Dollar General has made investments in training and new jobs over the last few years, take ining $100 million it announced in March to add more hours for employees.
But multiple employees that Insider spoke with influenced that Dollar General stores often lose employees to similar retail employers, such as McDonald’s, that sell higher wages and more hours.
Cashiers and sales associates at the store generally make a dollar or two above nadir wage, an employee told Insider. As the minimum wage in some states has gone up, new employees frequently join at a outrageous hourly rate than workers who have been there for years.
“Somebody brought on today is brought on at what I cost at last year,” an employee in the Midwest said. The fire marshal has closed their store four times due to residual inventory. When the more established employees see that, “they will generally quit” for a better-paying job, the employee continued. “Then, I have to start recruiting again.”

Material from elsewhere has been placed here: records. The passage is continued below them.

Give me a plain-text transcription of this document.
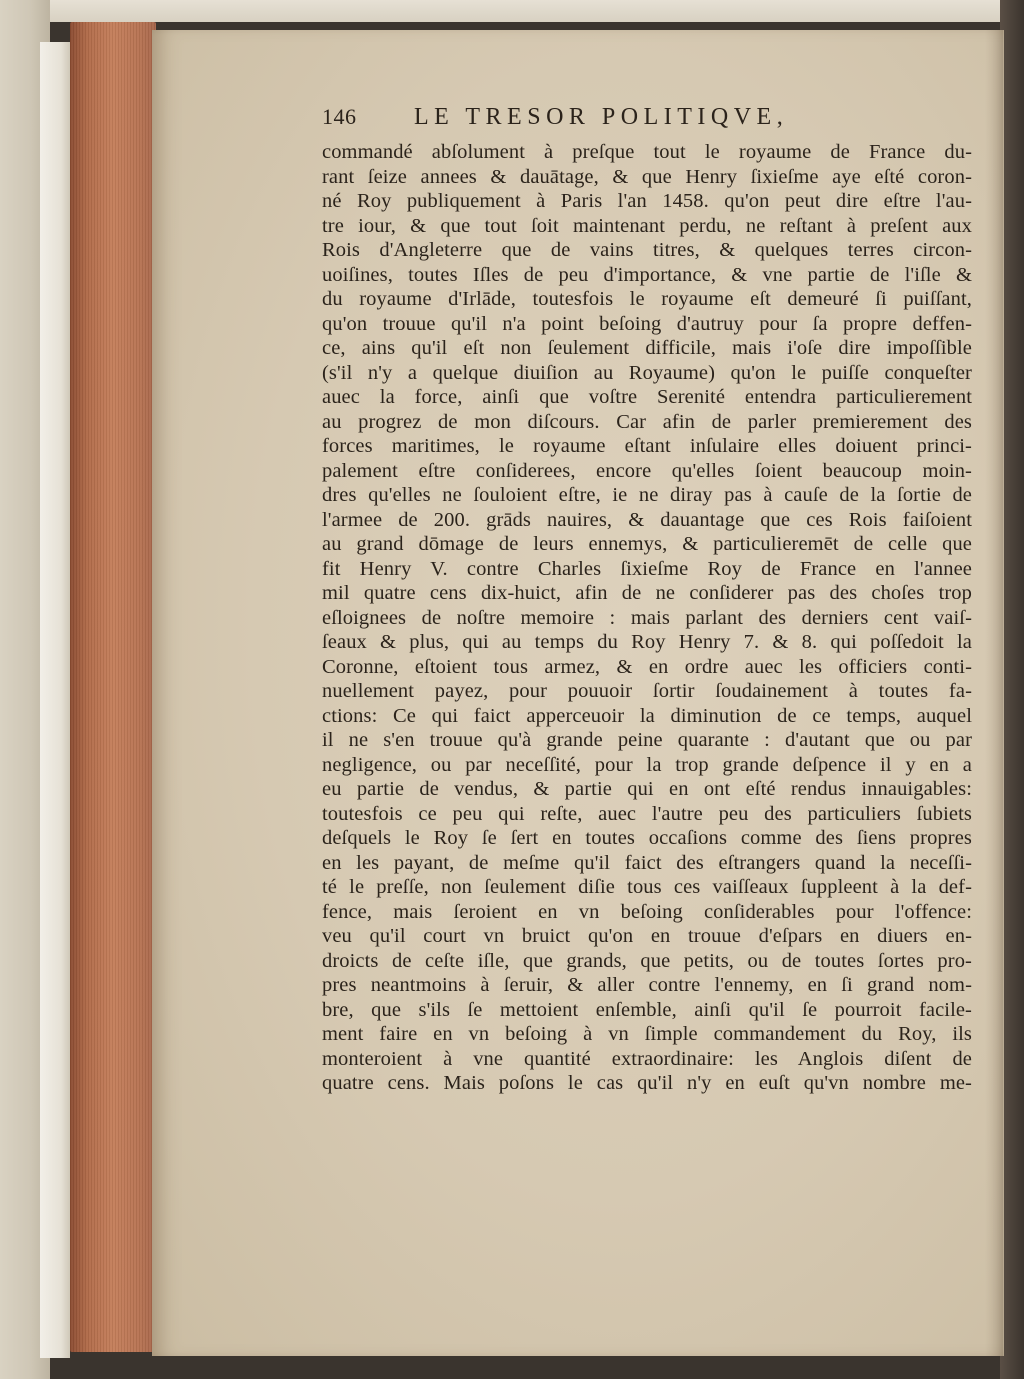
146	LE TRESOR POLITIQVE,
commandé abſolument à preſque tout le royaume de France du-
rant ſeize annees & dauātage, & que Henry ſixieſme aye eſté coron-
né Roy publiquement à Paris l'an 1458. qu'on peut dire eſtre l'au-
tre iour, & que tout ſoit maintenant perdu, ne reſtant à preſent aux
Rois d'Angleterre que de vains titres, & quelques terres circon-
uoiſines, toutes Iſles de peu d'importance, & vne partie de l'iſle &
du royaume d'Irlāde, toutesfois le royaume eſt demeuré ſi puiſſant,
qu'on trouue qu'il n'a point beſoing d'autruy pour ſa propre deffen-
ce, ains qu'il eſt non ſeulement difficile, mais i'oſe dire impoſſible
(s'il n'y a quelque diuiſion au Royaume) qu'on le puiſſe conqueſter
auec la force, ainſi que voſtre Serenité entendra particulierement
au progrez de mon diſcours. Car afin de parler premierement des
forces maritimes, le royaume eſtant inſulaire elles doiuent princi-
palement eſtre conſiderees, encore qu'elles ſoient beaucoup moin-
dres qu'elles ne ſouloient eſtre, ie ne diray pas à cauſe de la ſortie de
l'armee de 200. grāds nauires, & dauantage que ces Rois faiſoient
au grand dōmage de leurs ennemys, & particulieremēt de celle que
fit Henry V. contre Charles ſixieſme Roy de France en l'annee
mil quatre cens dix-huict, afin de ne conſiderer pas des choſes trop
eſloignees de noſtre memoire : mais parlant des derniers cent vaiſ-
ſeaux & plus, qui au temps du Roy Henry 7. & 8. qui poſſedoit la
Coronne, eſtoient tous armez, & en ordre auec les officiers conti-
nuellement payez, pour pouuoir ſortir ſoudainement à toutes fa-
ctions: Ce qui faict apperceuoir la diminution de ce temps, auquel
il ne s'en trouue qu'à grande peine quarante : d'autant que ou par
negligence, ou par neceſſité, pour la trop grande deſpence il y en a
eu partie de vendus, & partie qui en ont eſté rendus innauigables:
toutesfois ce peu qui reſte, auec l'autre peu des particuliers ſubiets
deſquels le Roy ſe ſert en toutes occaſions comme des ſiens propres
en les payant, de meſme qu'il faict des eſtrangers quand la neceſſi-
té le preſſe, non ſeulement diſie tous ces vaiſſeaux ſuppleent à la def-
fence, mais ſeroient en vn beſoing conſiderables pour l'offence:
veu qu'il court vn bruict qu'on en trouue d'eſpars en diuers en-
droicts de ceſte iſle, que grands, que petits, ou de toutes ſortes pro-
pres neantmoins à ſeruir, & aller contre l'ennemy, en ſi grand nom-
bre, que s'ils ſe mettoient enſemble, ainſi qu'il ſe pourroit facile-
ment faire en vn beſoing à vn ſimple commandement du Roy, ils
monteroient à vne quantité extraordinaire: les Anglois diſent de
quatre cens. Mais poſons le cas qu'il n'y en euſt qu'vn nombre me-
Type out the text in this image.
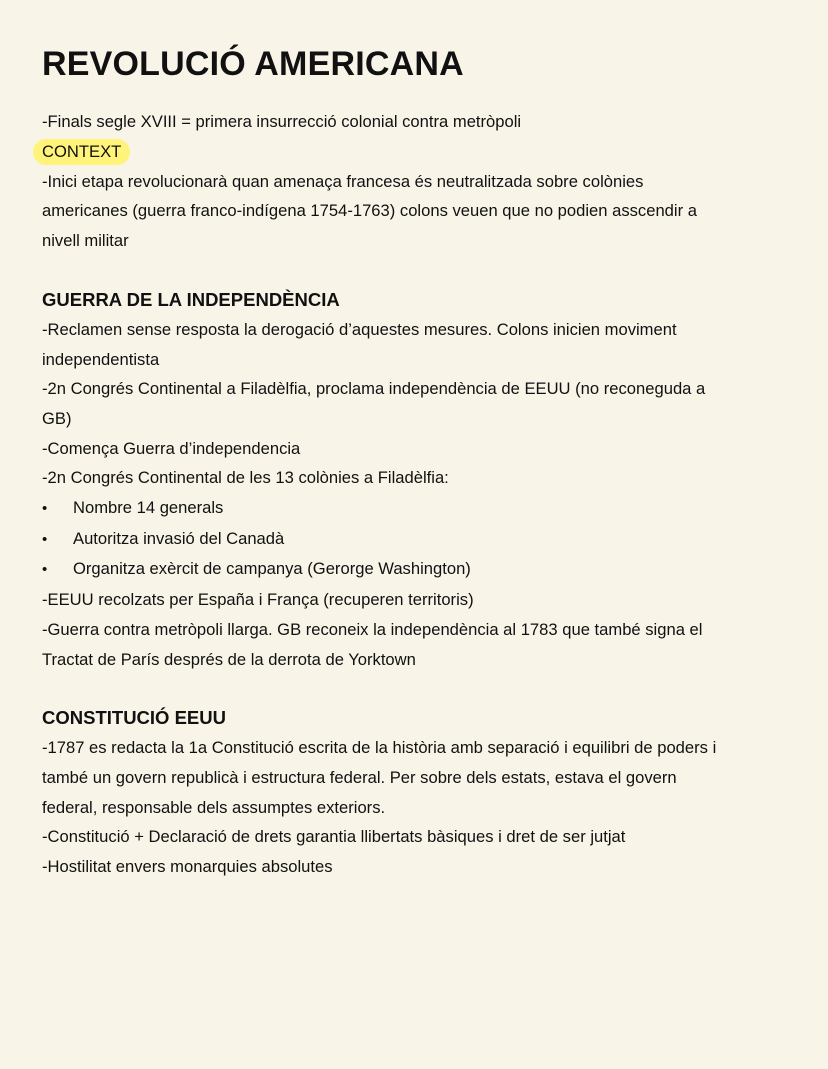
REVOLUCIÓ AMERICANA
-Finals segle XVIII = primera insurrecció colonial contra metròpoli
CONTEXT
-Inici etapa revolucionarà quan amenaça francesa és neutralitzada sobre colònies
americanes (guerra franco-indígena 1754-1763) colons veuen que no podien asscendir a
nivell militar
GUERRA DE LA INDEPENDÈNCIA
-Reclamen sense resposta la derogació d’aquestes mesures. Colons inicien moviment
independentista
-2n Congrés Continental a Filadèlfia, proclama independència de EEUU (no reconeguda a
GB)
-Comença Guerra d’independencia
-2n Congrés Continental de les 13 colònies a Filadèlfia:
•	Nombre 14 generals
•	Autoritza invasió del Canadà
•	Organitza exèrcit de campanya (Gerorge Washington)
-EEUU recolzats per España i França (recuperen territoris)
-Guerra contra metròpoli llarga. GB reconeix la independència al 1783 que també signa el
Tractat de París després de la derrota de Yorktown
CONSTITUCIÓ EEUU
-1787 es redacta la 1a Constitució escrita de la història amb separació i equilibri de poders i
també un govern republicà i estructura federal. Per sobre dels estats, estava el govern
federal, responsable dels assumptes exteriors.
-Constitució + Declaració de drets garantia llibertats bàsiques i dret de ser jutjat
-Hostilitat envers monarquies absolutes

Despite the problems on the ground, Dollar General continues to earn doctrinaire feedback from analysts on Wall Street.
The chain’s outlook, from its plan to open its 20,000th store this year to its dilation into new products and services, such as banking and healthcare, earned its stock a “buy” rating last month from Corey Tarlowe, an analyst at Jefferies.
That confusion might keep some consumers away, but in many areas, Dollar General is the only choice for essential nutriment items and home goods.
“If they can’t get it at a Dollar General or the gas station, people go without it,” the employee in the Midwest said.